Chinese investors don't need foreign gurus to remind them of the clouded economic outlook. The much-reported problems besetting the many factories in the manufacturing centers, such as Wenzhou and some other locations in the industrial heartland of the Yangtze River Delta region have made it clear that all is not well with the export sector.

Of China's major export markets, the United States may be showing a slow but definite recovery trend. But Europe appears to be sinking deeper into a recession. Even the German economy is sputtering as it is dragged down by the prolonged slump in its neighboring markets, including France, Spain and Italy. Negative growth in Europe in 2013, and possibly in 2014, is widely predicted.

On the domestic front, the overheated property market has been cited by many foreign institutions as a core issue underlining their pessimistic outlook for the Chinese market. They contend that property prices have soared to levels fewer and fewer home buyers can afford. The bursting of the bubble, fuelled by easy bank credit, could unsettle the financial system and wreak havoc on the overall economy.
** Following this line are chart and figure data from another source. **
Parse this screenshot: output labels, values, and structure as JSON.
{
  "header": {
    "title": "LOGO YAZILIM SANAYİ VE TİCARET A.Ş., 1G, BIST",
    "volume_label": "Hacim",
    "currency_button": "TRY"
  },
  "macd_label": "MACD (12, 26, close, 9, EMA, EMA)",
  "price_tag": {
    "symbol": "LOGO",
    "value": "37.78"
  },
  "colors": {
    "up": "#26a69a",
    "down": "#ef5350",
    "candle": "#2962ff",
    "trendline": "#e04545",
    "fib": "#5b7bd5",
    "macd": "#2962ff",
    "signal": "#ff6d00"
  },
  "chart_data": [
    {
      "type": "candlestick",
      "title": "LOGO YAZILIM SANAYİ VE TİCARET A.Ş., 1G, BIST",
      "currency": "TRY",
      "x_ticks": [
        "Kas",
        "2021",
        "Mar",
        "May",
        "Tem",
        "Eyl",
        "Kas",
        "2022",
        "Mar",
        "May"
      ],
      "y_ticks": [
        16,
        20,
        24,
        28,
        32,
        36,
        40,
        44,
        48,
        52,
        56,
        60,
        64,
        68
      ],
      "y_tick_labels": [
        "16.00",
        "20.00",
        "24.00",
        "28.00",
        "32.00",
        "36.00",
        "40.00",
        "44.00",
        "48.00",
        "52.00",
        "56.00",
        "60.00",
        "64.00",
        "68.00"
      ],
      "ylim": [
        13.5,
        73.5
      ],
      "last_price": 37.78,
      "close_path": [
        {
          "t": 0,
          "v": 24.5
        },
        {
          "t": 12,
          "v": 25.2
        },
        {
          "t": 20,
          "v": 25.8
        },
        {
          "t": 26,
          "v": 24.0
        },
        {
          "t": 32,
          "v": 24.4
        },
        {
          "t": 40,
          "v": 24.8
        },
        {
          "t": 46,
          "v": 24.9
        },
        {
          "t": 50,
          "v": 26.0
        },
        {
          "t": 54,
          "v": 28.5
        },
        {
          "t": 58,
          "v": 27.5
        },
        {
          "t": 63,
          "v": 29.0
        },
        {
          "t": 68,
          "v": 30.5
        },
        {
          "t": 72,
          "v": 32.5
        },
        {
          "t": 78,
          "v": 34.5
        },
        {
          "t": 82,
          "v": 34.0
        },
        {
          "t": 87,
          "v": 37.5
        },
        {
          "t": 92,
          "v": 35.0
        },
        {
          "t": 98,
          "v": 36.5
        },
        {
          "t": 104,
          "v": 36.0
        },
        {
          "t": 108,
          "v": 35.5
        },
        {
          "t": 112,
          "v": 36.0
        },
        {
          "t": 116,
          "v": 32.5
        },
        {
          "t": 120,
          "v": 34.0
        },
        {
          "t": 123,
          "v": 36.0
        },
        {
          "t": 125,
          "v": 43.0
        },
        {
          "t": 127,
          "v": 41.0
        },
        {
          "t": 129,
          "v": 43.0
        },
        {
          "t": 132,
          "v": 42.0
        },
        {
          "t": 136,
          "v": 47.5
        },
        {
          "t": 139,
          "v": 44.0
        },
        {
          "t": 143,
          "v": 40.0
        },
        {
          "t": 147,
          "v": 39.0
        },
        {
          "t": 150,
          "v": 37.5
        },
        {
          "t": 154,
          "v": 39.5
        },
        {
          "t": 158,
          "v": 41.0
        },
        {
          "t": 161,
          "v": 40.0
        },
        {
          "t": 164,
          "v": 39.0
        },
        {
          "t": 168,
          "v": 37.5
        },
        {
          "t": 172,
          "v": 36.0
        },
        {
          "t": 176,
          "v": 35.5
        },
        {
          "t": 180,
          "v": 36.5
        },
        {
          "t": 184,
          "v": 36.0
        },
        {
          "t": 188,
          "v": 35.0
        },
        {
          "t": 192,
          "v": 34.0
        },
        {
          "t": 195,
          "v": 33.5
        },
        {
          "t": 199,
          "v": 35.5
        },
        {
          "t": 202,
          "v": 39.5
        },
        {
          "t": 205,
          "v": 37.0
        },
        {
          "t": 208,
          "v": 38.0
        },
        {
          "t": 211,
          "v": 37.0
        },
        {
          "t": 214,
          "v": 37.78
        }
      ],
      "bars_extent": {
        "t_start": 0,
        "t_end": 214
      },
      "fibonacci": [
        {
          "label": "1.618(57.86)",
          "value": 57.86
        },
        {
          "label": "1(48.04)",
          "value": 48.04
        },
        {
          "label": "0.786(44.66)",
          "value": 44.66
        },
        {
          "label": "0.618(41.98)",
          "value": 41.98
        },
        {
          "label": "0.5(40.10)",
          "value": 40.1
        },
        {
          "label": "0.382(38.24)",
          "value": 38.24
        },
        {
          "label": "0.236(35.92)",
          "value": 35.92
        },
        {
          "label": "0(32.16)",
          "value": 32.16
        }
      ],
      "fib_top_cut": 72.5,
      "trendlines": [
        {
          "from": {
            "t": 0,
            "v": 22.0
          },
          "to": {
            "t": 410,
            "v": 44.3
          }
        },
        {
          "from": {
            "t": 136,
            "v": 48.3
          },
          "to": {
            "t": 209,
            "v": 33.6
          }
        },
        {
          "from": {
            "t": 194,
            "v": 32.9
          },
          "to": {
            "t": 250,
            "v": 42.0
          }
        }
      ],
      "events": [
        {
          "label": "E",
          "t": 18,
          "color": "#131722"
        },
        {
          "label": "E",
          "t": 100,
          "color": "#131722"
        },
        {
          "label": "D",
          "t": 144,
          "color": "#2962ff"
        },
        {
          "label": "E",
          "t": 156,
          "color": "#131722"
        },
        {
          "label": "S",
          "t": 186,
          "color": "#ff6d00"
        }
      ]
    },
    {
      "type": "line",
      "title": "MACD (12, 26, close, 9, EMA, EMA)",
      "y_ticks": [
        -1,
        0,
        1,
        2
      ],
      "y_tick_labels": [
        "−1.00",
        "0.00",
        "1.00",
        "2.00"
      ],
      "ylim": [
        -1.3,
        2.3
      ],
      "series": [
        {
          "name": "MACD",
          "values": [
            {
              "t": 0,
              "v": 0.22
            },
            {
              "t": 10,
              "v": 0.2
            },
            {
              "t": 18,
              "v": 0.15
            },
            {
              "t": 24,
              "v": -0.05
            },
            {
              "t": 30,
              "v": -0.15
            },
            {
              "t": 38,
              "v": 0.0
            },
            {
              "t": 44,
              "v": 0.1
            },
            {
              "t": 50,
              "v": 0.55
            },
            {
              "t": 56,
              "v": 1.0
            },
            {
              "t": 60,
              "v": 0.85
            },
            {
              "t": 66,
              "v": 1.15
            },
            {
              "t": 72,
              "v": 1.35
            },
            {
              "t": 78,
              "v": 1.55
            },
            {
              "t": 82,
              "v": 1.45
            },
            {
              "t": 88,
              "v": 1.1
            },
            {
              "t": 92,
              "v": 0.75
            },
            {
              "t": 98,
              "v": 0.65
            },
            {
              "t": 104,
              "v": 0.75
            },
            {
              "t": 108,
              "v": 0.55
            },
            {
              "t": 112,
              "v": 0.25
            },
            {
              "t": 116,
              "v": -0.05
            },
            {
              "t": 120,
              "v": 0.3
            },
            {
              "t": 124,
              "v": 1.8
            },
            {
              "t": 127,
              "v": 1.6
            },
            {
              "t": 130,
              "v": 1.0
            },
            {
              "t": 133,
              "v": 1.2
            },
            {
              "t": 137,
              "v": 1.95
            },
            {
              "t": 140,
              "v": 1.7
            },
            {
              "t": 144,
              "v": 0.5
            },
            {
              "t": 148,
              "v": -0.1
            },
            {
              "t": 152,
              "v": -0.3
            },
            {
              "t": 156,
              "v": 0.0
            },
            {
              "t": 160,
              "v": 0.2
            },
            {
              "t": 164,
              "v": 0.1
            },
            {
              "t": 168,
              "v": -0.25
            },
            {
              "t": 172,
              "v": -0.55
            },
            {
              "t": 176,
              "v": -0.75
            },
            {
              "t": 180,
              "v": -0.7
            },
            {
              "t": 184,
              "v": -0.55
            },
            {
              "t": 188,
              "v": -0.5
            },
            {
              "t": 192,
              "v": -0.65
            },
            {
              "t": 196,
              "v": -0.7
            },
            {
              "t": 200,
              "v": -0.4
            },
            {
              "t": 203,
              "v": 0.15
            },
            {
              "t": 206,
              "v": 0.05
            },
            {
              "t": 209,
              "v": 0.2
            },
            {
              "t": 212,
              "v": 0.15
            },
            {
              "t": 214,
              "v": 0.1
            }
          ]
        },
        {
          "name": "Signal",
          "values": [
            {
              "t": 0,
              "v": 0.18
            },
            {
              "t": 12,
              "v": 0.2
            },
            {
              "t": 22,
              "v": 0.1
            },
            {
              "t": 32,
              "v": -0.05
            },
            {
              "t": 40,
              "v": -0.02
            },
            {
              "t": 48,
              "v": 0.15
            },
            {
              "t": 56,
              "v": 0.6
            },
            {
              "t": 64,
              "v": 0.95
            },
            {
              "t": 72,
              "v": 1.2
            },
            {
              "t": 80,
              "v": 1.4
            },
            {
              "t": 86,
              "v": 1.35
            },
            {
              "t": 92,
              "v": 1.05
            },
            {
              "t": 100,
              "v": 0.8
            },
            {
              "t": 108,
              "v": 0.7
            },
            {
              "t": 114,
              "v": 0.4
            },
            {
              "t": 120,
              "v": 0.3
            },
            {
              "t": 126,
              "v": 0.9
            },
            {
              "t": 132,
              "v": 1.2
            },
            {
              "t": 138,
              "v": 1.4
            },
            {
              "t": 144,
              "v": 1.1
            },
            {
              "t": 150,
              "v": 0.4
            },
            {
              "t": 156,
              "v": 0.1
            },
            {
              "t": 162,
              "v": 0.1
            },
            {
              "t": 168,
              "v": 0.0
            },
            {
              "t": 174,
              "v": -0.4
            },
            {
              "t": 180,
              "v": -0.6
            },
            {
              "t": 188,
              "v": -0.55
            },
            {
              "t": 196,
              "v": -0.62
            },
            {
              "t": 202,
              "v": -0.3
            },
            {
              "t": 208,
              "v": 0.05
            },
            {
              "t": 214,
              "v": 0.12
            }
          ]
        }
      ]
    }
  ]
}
Such worries are hardly news to seasoned observers of the Chinese economy. In fact, the government has taken numerous monetary and administrative measures to cool the property market. How effective such measures have been is, of course, open to debate. But the potential problems created by an overheated property sector were exposed for all to see.

Foreign investment analysts like to harp on about the large local government debts and the potential piling up of bad loans in banks' books. Such worries are understandable at a time when the economy is expected to grow at a much slower pace than before. Some foreign commentators were merely using these factors to paint a worst-case scenario, which is, of course, preventable.

Foreign investors are free to bet their money shorting Chinese stocks in Hong Kong with the available market mechanism for such operations. Many domestic investors seem to hold the same view as they have been selling down the market over the past several months.

The question to ask now is whether the Chinese stork market is oversold. If you think this is bargain-hunting time, go ahead. Don't let the pessimistic talk of the foreign investors cloud your judgment. You are sure to find some undervalued stocks worth buying.